🤖 AI Summary
Real-valued Kolmogorov–Arnold networks (KANs) face inherent limitations in modeling complex-valued phenomena, restricting their applicability in domains requiring complex-domain representation.
Method: We propose the first complex-valued KAN (CVKAN), unifying KAN’s intrinsic interpretability with the expressive power of complex-valued neural networks (CVNNs). CVKAN employs complex-valued weights and activations, complex-domain B-spline basis functions, complex gradient-based optimization, and supports complex sign-function approximation and topological modeling (e.g., knot theory).
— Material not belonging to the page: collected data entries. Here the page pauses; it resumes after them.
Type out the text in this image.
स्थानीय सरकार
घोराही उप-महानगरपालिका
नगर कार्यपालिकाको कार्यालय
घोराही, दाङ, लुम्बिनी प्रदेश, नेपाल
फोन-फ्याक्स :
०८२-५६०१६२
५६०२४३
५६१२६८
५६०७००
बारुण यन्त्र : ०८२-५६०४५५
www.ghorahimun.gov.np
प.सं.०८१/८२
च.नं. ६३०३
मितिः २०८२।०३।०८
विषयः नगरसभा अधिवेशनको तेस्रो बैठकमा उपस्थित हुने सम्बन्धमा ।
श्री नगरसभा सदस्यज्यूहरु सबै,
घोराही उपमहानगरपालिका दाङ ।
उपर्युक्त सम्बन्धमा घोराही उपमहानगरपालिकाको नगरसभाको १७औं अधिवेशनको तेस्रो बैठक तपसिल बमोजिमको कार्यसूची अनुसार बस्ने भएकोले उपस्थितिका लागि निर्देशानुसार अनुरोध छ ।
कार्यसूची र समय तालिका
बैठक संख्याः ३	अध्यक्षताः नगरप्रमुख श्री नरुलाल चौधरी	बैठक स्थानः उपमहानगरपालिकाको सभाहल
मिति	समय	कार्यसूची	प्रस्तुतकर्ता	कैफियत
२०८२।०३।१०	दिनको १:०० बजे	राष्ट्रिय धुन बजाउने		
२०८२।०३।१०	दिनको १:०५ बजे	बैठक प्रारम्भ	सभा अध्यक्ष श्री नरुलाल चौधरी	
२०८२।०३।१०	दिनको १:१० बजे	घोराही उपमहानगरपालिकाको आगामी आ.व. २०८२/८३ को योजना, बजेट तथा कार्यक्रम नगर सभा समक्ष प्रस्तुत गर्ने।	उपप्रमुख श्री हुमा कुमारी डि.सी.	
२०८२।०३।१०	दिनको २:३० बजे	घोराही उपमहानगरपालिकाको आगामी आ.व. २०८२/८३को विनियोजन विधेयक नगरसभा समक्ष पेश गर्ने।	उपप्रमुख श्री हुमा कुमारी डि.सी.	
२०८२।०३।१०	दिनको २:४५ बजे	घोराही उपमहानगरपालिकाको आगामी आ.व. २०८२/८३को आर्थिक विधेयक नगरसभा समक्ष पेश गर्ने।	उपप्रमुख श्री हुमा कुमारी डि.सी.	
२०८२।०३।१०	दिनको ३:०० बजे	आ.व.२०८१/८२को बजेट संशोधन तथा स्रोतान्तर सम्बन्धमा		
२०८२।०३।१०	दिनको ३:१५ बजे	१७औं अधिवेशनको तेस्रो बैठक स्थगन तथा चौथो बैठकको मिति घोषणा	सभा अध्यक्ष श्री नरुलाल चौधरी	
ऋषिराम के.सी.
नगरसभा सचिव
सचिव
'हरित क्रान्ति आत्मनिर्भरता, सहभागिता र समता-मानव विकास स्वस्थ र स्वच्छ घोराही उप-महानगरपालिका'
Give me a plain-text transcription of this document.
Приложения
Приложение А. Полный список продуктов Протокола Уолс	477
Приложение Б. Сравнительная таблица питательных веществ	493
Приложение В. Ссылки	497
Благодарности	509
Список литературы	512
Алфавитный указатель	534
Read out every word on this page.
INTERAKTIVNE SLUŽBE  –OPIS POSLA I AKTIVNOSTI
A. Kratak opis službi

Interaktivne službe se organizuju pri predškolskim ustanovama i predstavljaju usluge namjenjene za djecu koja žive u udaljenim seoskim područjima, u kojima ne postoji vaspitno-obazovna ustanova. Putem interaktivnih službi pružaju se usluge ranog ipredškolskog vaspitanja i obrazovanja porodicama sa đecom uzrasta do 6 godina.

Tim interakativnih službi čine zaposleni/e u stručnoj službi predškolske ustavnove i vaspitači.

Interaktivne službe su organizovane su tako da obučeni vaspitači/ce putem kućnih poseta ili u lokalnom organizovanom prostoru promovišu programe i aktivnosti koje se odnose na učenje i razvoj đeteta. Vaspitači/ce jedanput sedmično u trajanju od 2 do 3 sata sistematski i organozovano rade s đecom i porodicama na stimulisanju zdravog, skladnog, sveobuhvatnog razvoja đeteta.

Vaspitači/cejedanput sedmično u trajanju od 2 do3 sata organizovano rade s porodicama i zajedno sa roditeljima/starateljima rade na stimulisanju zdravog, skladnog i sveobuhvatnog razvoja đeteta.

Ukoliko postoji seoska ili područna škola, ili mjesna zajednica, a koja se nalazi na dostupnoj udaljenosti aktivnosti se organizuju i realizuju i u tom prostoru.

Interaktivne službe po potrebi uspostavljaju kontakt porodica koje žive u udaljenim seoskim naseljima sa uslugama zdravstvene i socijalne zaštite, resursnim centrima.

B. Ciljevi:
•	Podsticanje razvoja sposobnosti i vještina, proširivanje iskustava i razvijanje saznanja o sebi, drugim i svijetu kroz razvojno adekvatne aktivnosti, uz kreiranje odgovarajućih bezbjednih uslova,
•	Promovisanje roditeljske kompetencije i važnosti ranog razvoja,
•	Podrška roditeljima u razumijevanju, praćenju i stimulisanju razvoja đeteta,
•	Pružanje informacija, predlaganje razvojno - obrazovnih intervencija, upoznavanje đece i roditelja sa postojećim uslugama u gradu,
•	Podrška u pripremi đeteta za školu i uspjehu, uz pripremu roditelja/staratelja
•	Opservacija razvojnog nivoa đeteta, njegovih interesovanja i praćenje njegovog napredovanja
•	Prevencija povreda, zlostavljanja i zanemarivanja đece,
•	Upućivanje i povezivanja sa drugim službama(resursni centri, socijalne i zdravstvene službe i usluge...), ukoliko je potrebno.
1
Contribution/Results: (1) This work pioneers the extension of KANs to the complex domain. (2) CVKAN achieves superior training stability and interpretability with fewer parameters and shallower architectures compared to real-valued KANs. (3) On benchmark complex-valued function approximation and real-world knot-theory datasets, CVKAN matches or surpasses real-valued KANs in accuracy, demonstrating its effectiveness and promise for physics-informed modeling.
📝 Abstract
In this work we propose CKAN, a complex-valued KAN, to join the intrinsic interpretability of KANs and the advantages of Complex-Valued Neural Networks (CVNNs). We show how to transfer a KAN and the necessary associated mechanisms into the complex domain. To confirm that CKAN meets expectations we conduct experiments on symbolic complex-valued function fitting and physically meaningful formulae as well as on a more realistic dataset from knot theory. Our proposed CKAN is more stable and performs on par or better than real-valued KANs while requiring less parameters and a shallower network architecture, making it more explainable.